Les acteurs ne gagnent presque rien, les films d'action sont à balles réelles et les héros pas vraiment séduisants. Et pourtant, le «cinéma guérillero» ou amateur connaît un retentissant succès en Équateur, où des milliers de copies sauvages concurrencent le grand écran.

Fernando Cedeño, un marchand de bois de 46 ans, dirige et tourne ainsi régulièrement des longs-métrages au budget ridicule, sans n'avoir jamais fréquenté d'école de cinéma ni touché la moindre subvention.

À Chone, une petite localité de 132 000 habitants sur la côte équatorienne, les histoires de violences, d'amour ou de vengeances ont inspiré ce passionné du septième art.

«On appelle cela le ciné guérillero, car nous sommes en dehors de toutes les règles», affirme M. Cedeño à l'AFP. «Jamais des acteurs professionnels n'accepteraient de travailler dans ces conditions».

De fait, la plupart des protagonistes sont en réalité des chauffeurs de taxi, des peintres ou des professeurs qui ne tournent que le week-end, souvent sans toucher de cachet ou trois fois rien, malgré la dangerosité des scènes d'action.

Pas de doublures sur les «plateaux» : beaucoup d'acteurs s'en sont tirés avec de jolies blessures. Un tir mal cadré, un choc avec une voiture...

Le marchand converti en réalisateur se rappelle qu'il a failli abattre un ami avec son pistolet lors d'une scène de poursuite dans une rivière. «Je voulais juste voir son dos pour vérifier qu'il ne saignait pas. Quand il est sorti de l'eau, je me suis dit "je ne l'ai pas tué". Je n'ai pas osé le lui dire pour ne pas l'effrayer».
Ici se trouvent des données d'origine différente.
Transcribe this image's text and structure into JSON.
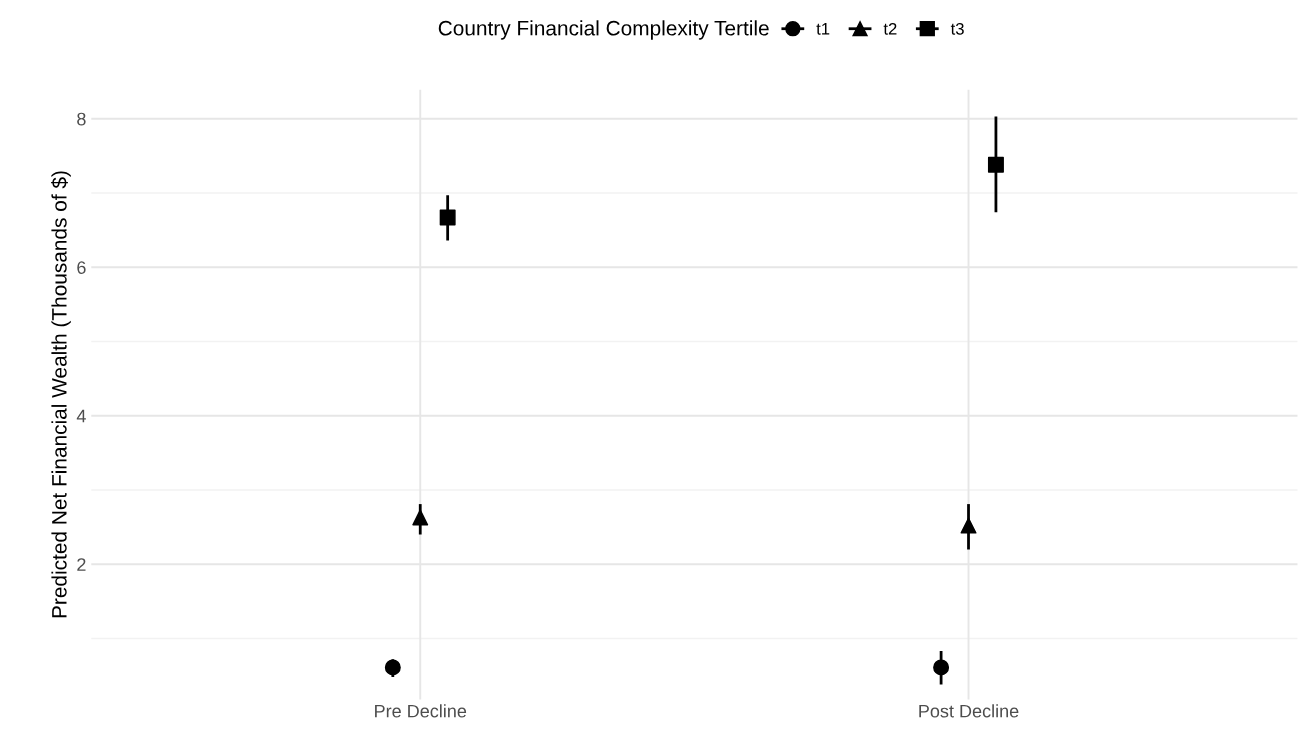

Depuis 1994, il a déjà achevé cinq longs-métrages amateurs. Un chiffre non négligeable lorsqu'on songe qu'il y a eu l'an dernier, dans le pays andin, treize sorties nationales de films professionnels, la plupart financés par l'État.

«Diffusion massive»

Directeur du Conseil national de cinématographie en Équateur, le réalisateur Juan Martin Cueva admet auprès de l'AFP que «le cinéma guérillero connaît une diffusion massive», tout en expliquant qu'il est difficile de chiffrer avec précision ce phénomène.

Alors que quelque 250 000 spectateurs en moyenne par an se rendent dans les salles, Cedeño affirme qu'une de ses productions s'est vendue à plus de 1,2 million de copies, en majorité pirates et donc sans grands bénéfices pour lui à la clé. Il estime à une vingtaine le nombre de «cinéastes guérilleros» en Équateur.

Dans sa ville de Chone, ce dernier, qui se plaît à appeler ses acteurs des «soldats», narre souvent dans ses films les histoires de règlements de compte crapuleux qui n'ont guère manqué dans le passé.

Lors de son dernier tournage, Milton Escobar, un policier chauve et ventru aux faux airs de Bruce Willis, a accepté d'incarner un malfaiteur participant au braquage d'une banque. Il serait prêt à recommencer. «Même gratuitement», jure-t-il.

Détail cocasse, la scène de la fuite après l'attaque, filmée grâce à la collaboration de deux motards de police, a tourné au mini-drame, car les passants ne savaient pas qu'il s'agissait d'une fiction.

Parfois, des habitants prêtent leur ferme, leur voiture ou leurs chevaux pour des tournages qui veulent coller au plus près à la réalité.

Un souci qui a même conduit Cedeño à contacter un tueur à gages afin d'écrire le scénario d'un de ses films, donnant naissance à «Tueurs à gages de Manabi», du nom de la province où se situe Chone.

Sorti en 2004, le film, tourné avec une caméra d'amateur, a coûté 1000 $. Mille copies ont été produites et vendues, essentiellement dans des bus, même si selon son auteur plus d'un million d'exemplaires illégaux ont suivi.

Quant au tueur à gages, il avait accepté de collaborer à une condition : ne pas révéler son identité... sous peine de mort.